CONSIDERANT, selon l'article 8 de l'arrêté n° 2364 du 9 juillet 1936 que la concession provisoire est accordée par arrêté du Ministre de la Construction et de l'Urbanisme; que son retrait doit revêtir la même forme; qu'en s'abstenant de suivre cette prescription le Ministre a méconnu le principe du parallélisme des formes;

CONSIDERANT par ailleurs qu'aux termes de l'article 10 de l'arrêté du 9 juillet 1936 la mise en valeur du terrain doit être constatée par une commission comprenant deux membres, l'un nommé par le ministre de la Construction et l'autre par le concessionnaire; Qu'en cas de défaillance du concessionnaire, le Ministre a la possibilité de retirer le titre de concession provisoire après une mise en demeure régulièrement notifiée et à l'expiration d'un nouveau délai imparti au concessionnaire;

CONSIDERANT qu'il ne résulte pas du dossier que les formalités de retrait de la concession provisoire aient été observées; Que de même contrairement a ce qui est soutenu, la mise en valeur suffisante a été constatée dans les formes voulues par la loi;

CONSIDERANT qu'il résulte de ce qui précède, que la lettre n° 970361/MLCVE/SDU du 13 mai 1997 par laquelle le Ministre a retiré le lot à la requérante encourt l'annulation;

CONSIDERANT que l'annulation de la lettre de retrait du lot du Ministre rétablit la Société Comptoir Lorrain dans ses droits; que dès lors le même terrain ne pouvant faire l'objet de plusieurs attributions, la Société Comptoir Lorrain est fondée à demander l'annulation de l'arrêté n° 0042 du 12 janvier 1999 par lequel le Ministre de la Construction et de l'Urbanisme a octroyé la concession provisoire de ce terrain à la Société MAERSK Lines Côte d'Ivoire; Qu'en conséquence l'arrêté n° 0042 du 12 janvier 1999 encourt l'annulation.

 

DECIDE

 

Article 1: La lettre n° 970361/MLCVE/SDU du 12 mai 1997 et l'arrêté n° 0042 du 12 janvier 1999 du Ministre de la Construction et de l'Urbanisme sont annulés.

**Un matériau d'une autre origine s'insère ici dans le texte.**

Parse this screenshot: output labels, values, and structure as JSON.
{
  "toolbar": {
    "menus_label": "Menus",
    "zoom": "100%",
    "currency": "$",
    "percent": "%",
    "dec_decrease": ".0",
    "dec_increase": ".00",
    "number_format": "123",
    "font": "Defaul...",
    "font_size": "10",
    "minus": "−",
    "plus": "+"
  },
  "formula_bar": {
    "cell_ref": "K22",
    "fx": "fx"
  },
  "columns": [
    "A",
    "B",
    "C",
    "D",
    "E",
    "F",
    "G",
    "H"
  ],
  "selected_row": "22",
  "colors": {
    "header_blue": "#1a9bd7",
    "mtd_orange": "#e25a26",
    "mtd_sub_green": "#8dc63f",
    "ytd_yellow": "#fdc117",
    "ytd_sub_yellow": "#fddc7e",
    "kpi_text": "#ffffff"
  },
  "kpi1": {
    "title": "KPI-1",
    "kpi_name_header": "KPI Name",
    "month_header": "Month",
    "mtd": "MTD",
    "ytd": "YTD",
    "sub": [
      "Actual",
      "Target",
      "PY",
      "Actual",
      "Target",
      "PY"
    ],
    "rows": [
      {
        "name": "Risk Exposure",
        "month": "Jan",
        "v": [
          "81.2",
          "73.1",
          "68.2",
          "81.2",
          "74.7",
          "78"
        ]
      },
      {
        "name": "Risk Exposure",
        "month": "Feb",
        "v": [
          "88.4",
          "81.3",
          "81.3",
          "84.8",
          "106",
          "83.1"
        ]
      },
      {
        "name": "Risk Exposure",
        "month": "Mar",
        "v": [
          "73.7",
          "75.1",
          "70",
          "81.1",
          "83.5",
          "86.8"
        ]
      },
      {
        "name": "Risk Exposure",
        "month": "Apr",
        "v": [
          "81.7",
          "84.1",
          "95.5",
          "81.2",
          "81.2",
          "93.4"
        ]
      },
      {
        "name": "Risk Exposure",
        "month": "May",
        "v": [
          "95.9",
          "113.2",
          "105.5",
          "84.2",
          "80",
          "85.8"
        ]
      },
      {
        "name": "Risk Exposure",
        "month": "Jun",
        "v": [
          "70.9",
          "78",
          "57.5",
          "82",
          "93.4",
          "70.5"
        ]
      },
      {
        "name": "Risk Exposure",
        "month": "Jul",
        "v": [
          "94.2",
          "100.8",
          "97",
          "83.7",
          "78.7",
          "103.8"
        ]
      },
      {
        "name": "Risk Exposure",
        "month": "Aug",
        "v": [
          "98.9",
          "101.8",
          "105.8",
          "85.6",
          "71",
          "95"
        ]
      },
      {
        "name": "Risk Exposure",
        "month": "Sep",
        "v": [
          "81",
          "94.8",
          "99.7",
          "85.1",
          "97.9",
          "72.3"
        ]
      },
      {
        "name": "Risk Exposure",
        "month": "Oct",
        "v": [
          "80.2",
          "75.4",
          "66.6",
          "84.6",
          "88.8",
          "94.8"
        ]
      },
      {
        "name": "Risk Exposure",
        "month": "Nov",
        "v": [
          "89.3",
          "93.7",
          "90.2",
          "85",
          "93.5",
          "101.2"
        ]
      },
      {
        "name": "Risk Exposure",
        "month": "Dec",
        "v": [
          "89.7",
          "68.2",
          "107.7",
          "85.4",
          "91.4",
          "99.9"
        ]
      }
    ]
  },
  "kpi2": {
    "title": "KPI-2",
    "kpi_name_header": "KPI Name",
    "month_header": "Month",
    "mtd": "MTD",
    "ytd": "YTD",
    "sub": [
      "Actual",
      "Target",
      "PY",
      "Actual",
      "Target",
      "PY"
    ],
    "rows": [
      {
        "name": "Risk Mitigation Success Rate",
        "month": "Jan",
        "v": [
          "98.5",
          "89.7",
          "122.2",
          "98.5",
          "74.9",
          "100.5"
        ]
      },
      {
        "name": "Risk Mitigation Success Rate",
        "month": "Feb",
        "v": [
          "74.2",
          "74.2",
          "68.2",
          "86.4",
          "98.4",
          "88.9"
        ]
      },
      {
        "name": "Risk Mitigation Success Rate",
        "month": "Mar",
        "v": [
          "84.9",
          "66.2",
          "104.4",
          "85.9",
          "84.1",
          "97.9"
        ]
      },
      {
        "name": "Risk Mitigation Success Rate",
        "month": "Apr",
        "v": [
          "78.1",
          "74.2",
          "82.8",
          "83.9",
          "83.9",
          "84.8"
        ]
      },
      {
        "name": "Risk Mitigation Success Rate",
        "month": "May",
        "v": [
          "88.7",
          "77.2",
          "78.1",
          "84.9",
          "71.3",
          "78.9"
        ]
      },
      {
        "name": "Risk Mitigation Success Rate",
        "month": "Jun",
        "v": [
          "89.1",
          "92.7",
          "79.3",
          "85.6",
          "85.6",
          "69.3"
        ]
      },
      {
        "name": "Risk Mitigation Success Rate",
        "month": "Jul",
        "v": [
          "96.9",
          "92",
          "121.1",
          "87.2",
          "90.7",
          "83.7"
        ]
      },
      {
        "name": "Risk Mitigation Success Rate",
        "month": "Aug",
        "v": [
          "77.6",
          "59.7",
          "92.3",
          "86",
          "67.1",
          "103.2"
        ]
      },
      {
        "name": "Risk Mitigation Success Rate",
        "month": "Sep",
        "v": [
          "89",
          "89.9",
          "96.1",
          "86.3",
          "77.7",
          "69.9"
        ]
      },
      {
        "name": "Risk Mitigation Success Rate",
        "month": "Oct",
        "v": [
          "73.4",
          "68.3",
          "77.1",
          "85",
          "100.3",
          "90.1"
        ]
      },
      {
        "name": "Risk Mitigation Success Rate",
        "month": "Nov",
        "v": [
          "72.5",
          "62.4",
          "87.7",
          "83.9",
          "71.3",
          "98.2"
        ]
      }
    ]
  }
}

Article 2: Les frais sont mis à la charge du trésor.

Article 3: Une expédition du présent arrêt sera transmise au Ministre de la Construction et de l'Urbanisme.

Ainsi jugé et prononcé par la Cour Suprême, Chambre Administrative, en son audience publique ordinaire du VINGT SIX MARS DEUX MIL TROIS.

Où étaient présents: MM. AMANGOUA Georges, Président de la Chambre Administrative, Président; EDOUKOU KABLAN, Conseiller-Rapporteur; GUY AYENA, YAO GERARD, AKA NOBA, Conseillers; LANZE DENIS, Secrétaire.

En foi de quoi, le présent arrêt a été signé par le Président, le Rapporteur et le Secrétaire.